Se nella tua routine quotidiana passi da un orto organico a un altro, scavalcando vaste coltivazioni impregnate di pesticidi, è probabile che ti senta soddisfatto dell’attuale stato dell’agricoltura.

Se nella tua routine quotidiana vai da un sito progressista e non commerciale a un altro, puoi sentirti contento dell’attuale stato di Internet.

Ma se da un lato i media ci ubriacano di entusiasmo per la rivoluzione digitale in atto, il mondo delle aziende sta dominando Internet, e la stretta anti-democratica si fa sentire ogni giorno di più.

“La gran parte delle valutazioni di Internet ignorano le sue radici ben piantate nella politica economica; non comprendono il ruolo del capitalismo nel modellare e – in mancanza di un termine migliore – addomesticare Internet,” dice Robert W. McChesney nel suo nuovo e illuminante libro Digital Disconnect.

Diversi commentatori celebrano Internet a gran voce. Altri sono scettici. “In entrambi i casi, con pochissime eccezioni, c’è un unico, profondo errore, spesso fatale, che compromette alla radice il valore del loro lavoro”, scrive McChesney. “Questo errore, in termini semplici, è l’ignoranza del concreto e reale capitalismo esistente e la sottovalutazione di quanto il capitalismo domini la vita sociale. Entrambi ignorano il modo in cui il capitalismo definisce il nostro tempo e stabilisce i termini di comprensione non solo di Internet, ma di qualsiasi altro aspetto di natura sociale, compresa la politica, della nostra realtà contemporanea”.

E, aggiunge: “Il profitto, il commercio, le pubbliche relazioni, il marketing e la pubblicità – tutti caratterizzati dal capitalismo aziendale contemporaneo – sono punti fondamentali di qualsiasi valutazione di come Internet si sia sviluppato e si svilupperà.”

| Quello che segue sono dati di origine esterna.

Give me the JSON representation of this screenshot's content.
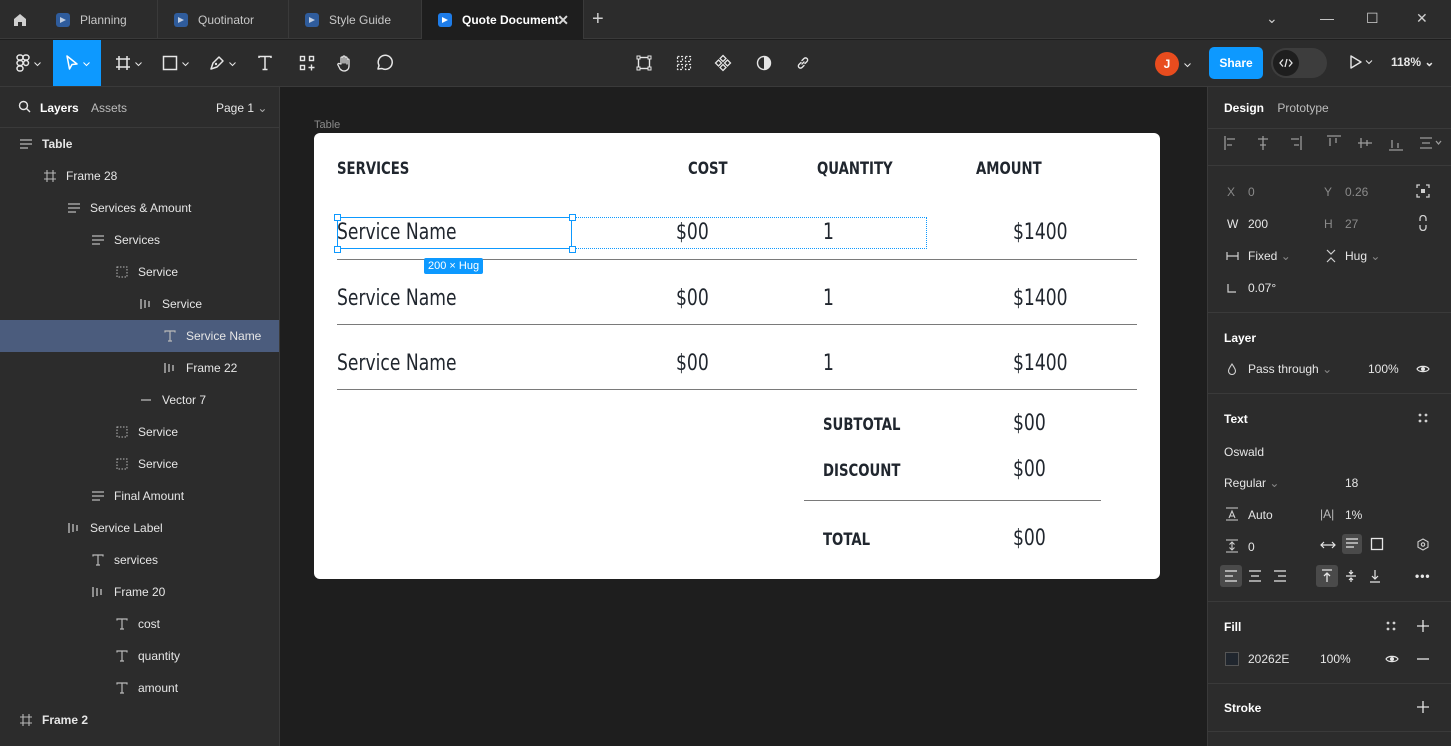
{
  "tabs": [
    {
      "label": "Planning"
    },
    {
      "label": "Quotinator"
    },
    {
      "label": "Style Guide"
    },
    {
      "label": "Quote Document",
      "active": true
    }
  ],
  "toolbar": {
    "avatar_initial": "J",
    "share_label": "Share",
    "zoom": "118%"
  },
  "left_panel": {
    "tab_layers": "Layers",
    "tab_assets": "Assets",
    "page": "Page 1",
    "layers": [
      {
        "name": "Table",
        "icon": "auto-layout-vertical-icon",
        "depth": 0
      },
      {
        "name": "Frame 28",
        "icon": "frame-icon",
        "depth": 1
      },
      {
        "name": "Services & Amount",
        "icon": "auto-layout-vertical-icon",
        "depth": 2
      },
      {
        "name": "Services",
        "icon": "auto-layout-vertical-icon",
        "depth": 3
      },
      {
        "name": "Service",
        "icon": "dashed-frame-icon",
        "depth": 4
      },
      {
        "name": "Service",
        "icon": "auto-layout-horizontal-icon",
        "depth": 5
      },
      {
        "name": "Service Name",
        "icon": "text-icon",
        "depth": 6,
        "selected": true
      },
      {
        "name": "Frame 22",
        "icon": "auto-layout-horizontal-icon",
        "depth": 6
      },
      {
        "name": "Vector 7",
        "icon": "line-icon",
        "depth": 5
      },
      {
        "name": "Service",
        "icon": "dashed-frame-icon",
        "depth": 4
      },
      {
        "name": "Service",
        "icon": "dashed-frame-icon",
        "depth": 4
      },
      {
        "name": "Final Amount",
        "icon": "auto-layout-vertical-icon",
        "depth": 3
      },
      {
        "name": "Service Label",
        "icon": "auto-layout-horizontal-icon",
        "depth": 2
      },
      {
        "name": "services",
        "icon": "text-icon",
        "depth": 3
      },
      {
        "name": "Frame 20",
        "icon": "auto-layout-horizontal-icon",
        "depth": 3
      },
      {
        "name": "cost",
        "icon": "text-icon",
        "depth": 4
      },
      {
        "name": "quantity",
        "icon": "text-icon",
        "depth": 4
      },
      {
        "name": "amount",
        "icon": "text-icon",
        "depth": 4
      },
      {
        "name": "Frame 2",
        "icon": "frame-icon",
        "depth": 0
      }
    ]
  },
  "canvas": {
    "frame_label": "Table",
    "headers": {
      "services": "SERVICES",
      "cost": "COST",
      "quantity": "QUANTITY",
      "amount": "AMOUNT"
    },
    "rows": [
      {
        "name": "Service Name",
        "cost": "$00",
        "qty": "1",
        "amount": "$1400"
      },
      {
        "name": "Service Name",
        "cost": "$00",
        "qty": "1",
        "amount": "$1400"
      },
      {
        "name": "Service Name",
        "cost": "$00",
        "qty": "1",
        "amount": "$1400"
      }
    ],
    "subtotal_label": "SUBTOTAL",
    "subtotal_value": "$00",
    "discount_label": "DISCOUNT",
    "discount_value": "$00",
    "total_label": "TOTAL",
    "total_value": "$00",
    "size_badge": "200 × Hug"
  },
  "right_panel": {
    "tab_design": "Design",
    "tab_prototype": "Prototype",
    "x_label": "X",
    "x_value": "0",
    "y_label": "Y",
    "y_value": "0.26",
    "w_label": "W",
    "w_value": "200",
    "h_label": "H",
    "h_value": "27",
    "width_mode": "Fixed",
    "height_mode": "Hug",
    "rotation": "0.07°",
    "layer_title": "Layer",
    "blend_mode": "Pass through",
    "opacity": "100%",
    "text_title": "Text",
    "font_family": "Oswald",
    "font_weight": "Regular",
    "font_size": "18",
    "line_height": "Auto",
    "letter_spacing": "1%",
    "paragraph_spacing": "0",
    "fill_title": "Fill",
    "fill_hex": "20262E",
    "fill_opacity": "100%",
    "stroke_title": "Stroke"
  },
  "colors": {
    "accent": "#0d99ff",
    "selected_layer": "#4b5c7d",
    "text_fill": "#20262E"
  }
}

Le preoccupazioni di base sul mondo “online” spesso si concentrano sul tema dell’avanguardia delle tecnologie digitali. Ma, secondo McChesney, “la critica delle tecnologie fuori controllo è per lo più parte di una critica a una commercializzazione fuori controllo”. La solitudine, l’alienazione e l’infelicità spesso attribuite a Internet, sono associabili anche ad un mercato ormai impazzito.”

I vari discorsi intorno a Internet sembrano presumere che le tecnologie digitali abbiano una mente propria e una propria volontà. Ma non hanno nessuna delle due.

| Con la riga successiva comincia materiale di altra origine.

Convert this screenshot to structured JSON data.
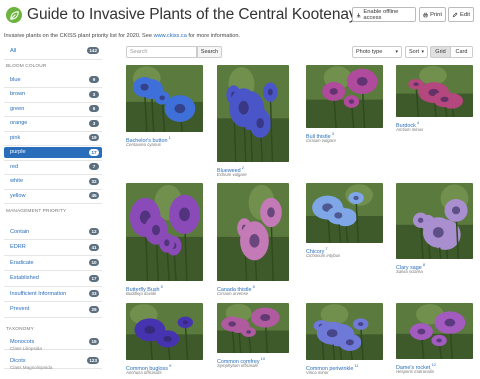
{
  "header": {
    "title": "Guide to Invasive Plants of the Central Kootenays",
    "buttons": [
      {
        "label": "Enable offline access",
        "icon": "download-icon"
      },
      {
        "label": "Print",
        "icon": "print-icon"
      },
      {
        "label": "Edit",
        "icon": "edit-icon"
      }
    ]
  },
  "intro": {
    "text": "Invasive plants on the CKISS plant priority list for 2020. See ",
    "link": "www.ckiss.ca",
    "suffix": " for more information."
  },
  "search": {
    "placeholder": "Search",
    "button": "Search"
  },
  "toolbar": {
    "phototype": "Photo type",
    "sort": "Sort",
    "grid": "Grid",
    "card": "Card",
    "active_view": "Grid"
  },
  "sidebar": {
    "all": {
      "label": "All",
      "count": "142"
    },
    "bloom_colour": {
      "heading": "BLOOM COLOUR",
      "items": [
        {
          "label": "blue",
          "count": "9"
        },
        {
          "label": "brown",
          "count": "3"
        },
        {
          "label": "green",
          "count": "6"
        },
        {
          "label": "orange",
          "count": "3"
        },
        {
          "label": "pink",
          "count": "19"
        },
        {
          "label": "purple",
          "count": "17",
          "active": true
        },
        {
          "label": "red",
          "count": "7"
        },
        {
          "label": "white",
          "count": "32"
        },
        {
          "label": "yellow",
          "count": "45"
        }
      ]
    },
    "management": {
      "heading": "MANAGEMENT PRIORITY",
      "items": [
        {
          "label": "Contain",
          "count": "12"
        },
        {
          "label": "EDRR",
          "count": "41"
        },
        {
          "label": "Eradicate",
          "count": "10"
        },
        {
          "label": "Established",
          "count": "17"
        },
        {
          "label": "Insufficient Information",
          "count": "33"
        },
        {
          "label": "Prevent",
          "count": "29"
        }
      ]
    },
    "taxonomy": {
      "heading": "TAXONOMY",
      "items": [
        {
          "label": "Monocots",
          "sub": "Class Liliopsida",
          "count": "19"
        },
        {
          "label": "Dicots",
          "sub": "Class Magnoliopsida",
          "count": "123"
        }
      ]
    }
  },
  "plants": [
    {
      "name": "Bachelor's button",
      "num": "1",
      "sci": "Centaurea cyanus",
      "color": "#3f6fd8"
    },
    {
      "name": "Blueweed",
      "num": "2",
      "sci": "Echium vulgare",
      "color": "#4a55c8"
    },
    {
      "name": "Bull thistle",
      "num": "3",
      "sci": "Cirsium vulgare",
      "color": "#b04a9c"
    },
    {
      "name": "Burdock",
      "num": "4",
      "sci": "Arctium minus",
      "color": "#b5477f"
    },
    {
      "name": "Butterfly Bush",
      "num": "5",
      "sci": "Buddleja davidii",
      "color": "#8a4bb8"
    },
    {
      "name": "Canada thistle",
      "num": "6",
      "sci": "Cirsium arvense",
      "color": "#c47ab6"
    },
    {
      "name": "Chicory",
      "num": "7",
      "sci": "Cichorium intybus",
      "color": "#7fa7e8"
    },
    {
      "name": "Clary sage",
      "num": "8",
      "sci": "Salvia sclarea",
      "color": "#a98fcf"
    },
    {
      "name": "Common bugloss",
      "num": "9",
      "sci": "Anchusa officinalis",
      "color": "#4633b0"
    },
    {
      "name": "Common comfrey",
      "num": "10",
      "sci": "Symphytum officinale",
      "color": "#b05aa0"
    },
    {
      "name": "Common periwinkle",
      "num": "11",
      "sci": "Vinca minor",
      "color": "#6f79d8"
    },
    {
      "name": "Dame's rocket",
      "num": "12",
      "sci": "Hesperis matronalis",
      "color": "#a35bbf"
    }
  ]
}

Quello che soprattutto è andato storto nel regno digitale non riguarda la tecnologia. Spesso penso a quello che scrisse Herbert Marcuse nel 1964 nel suo libro One-Dimensional Man (L’uomo a una dimensione): “La tradizionale nozione della “neutralità” della tecnologia non può più essere considerata. La tecnologia in quanto tale non può essere isolata dall’uso per cui è intesa; la società tecnologica è un sistema di controllo che già opera nella concezione e nella costruzione delle tecnologie.”

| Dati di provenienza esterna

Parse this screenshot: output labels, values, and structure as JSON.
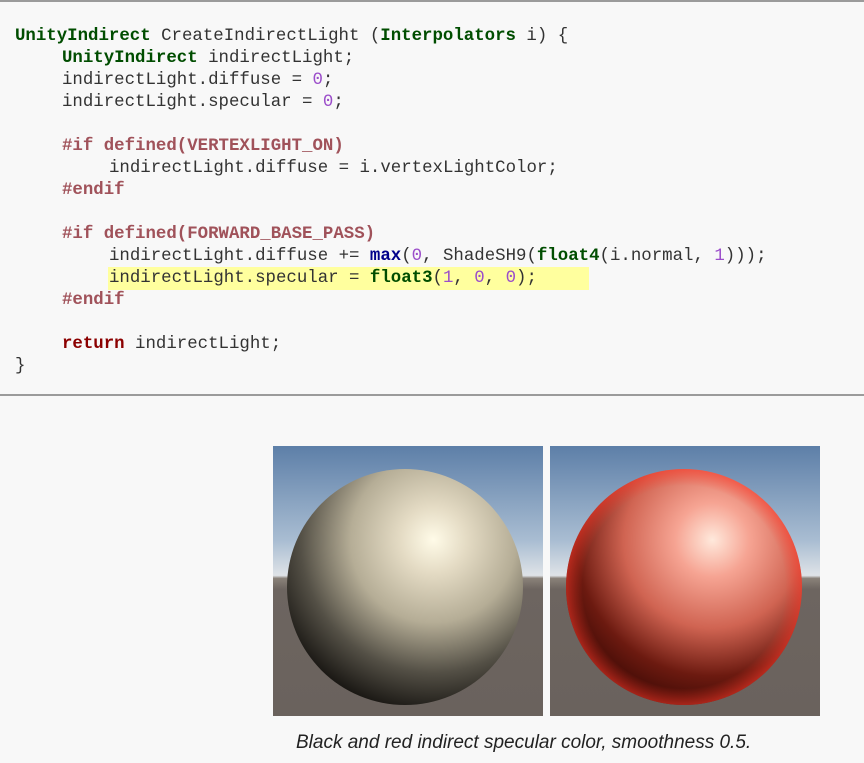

Marcuse già vedeva, nell’avanzata società industriale, la tecnologia fusa con la politica, “lo stadio ultimo nella realizzazione di uno specifico “progetto” storico – ovvero l’esperienza, la trasformazione e l’organizzazione della natura come la vera essenza del dominio.”

Marcuse già metteva in guardia sul fatto che la produttività e il potenziale di crescita del sistema contenevano in se stessi il “progresso tecnologico in un quadro di dominio”.

Cinquanta anni dopo, il libro di McChesney ci dice:

“Internet e l’intera rivoluzione digitale non sono esclusivamente determinati dalla tecnologia; essi vengono definiti dal modo in cui la società sceglie di svilupparli… Nel capitalismo reale, quello che gli Americani attualmente vivono, individui molto ricchi e grandi aziende detengono un immenso potere politico che mina i principi della democrazia. Questo è tanto più vero nell’elaborazione delle politiche di comunicazione”.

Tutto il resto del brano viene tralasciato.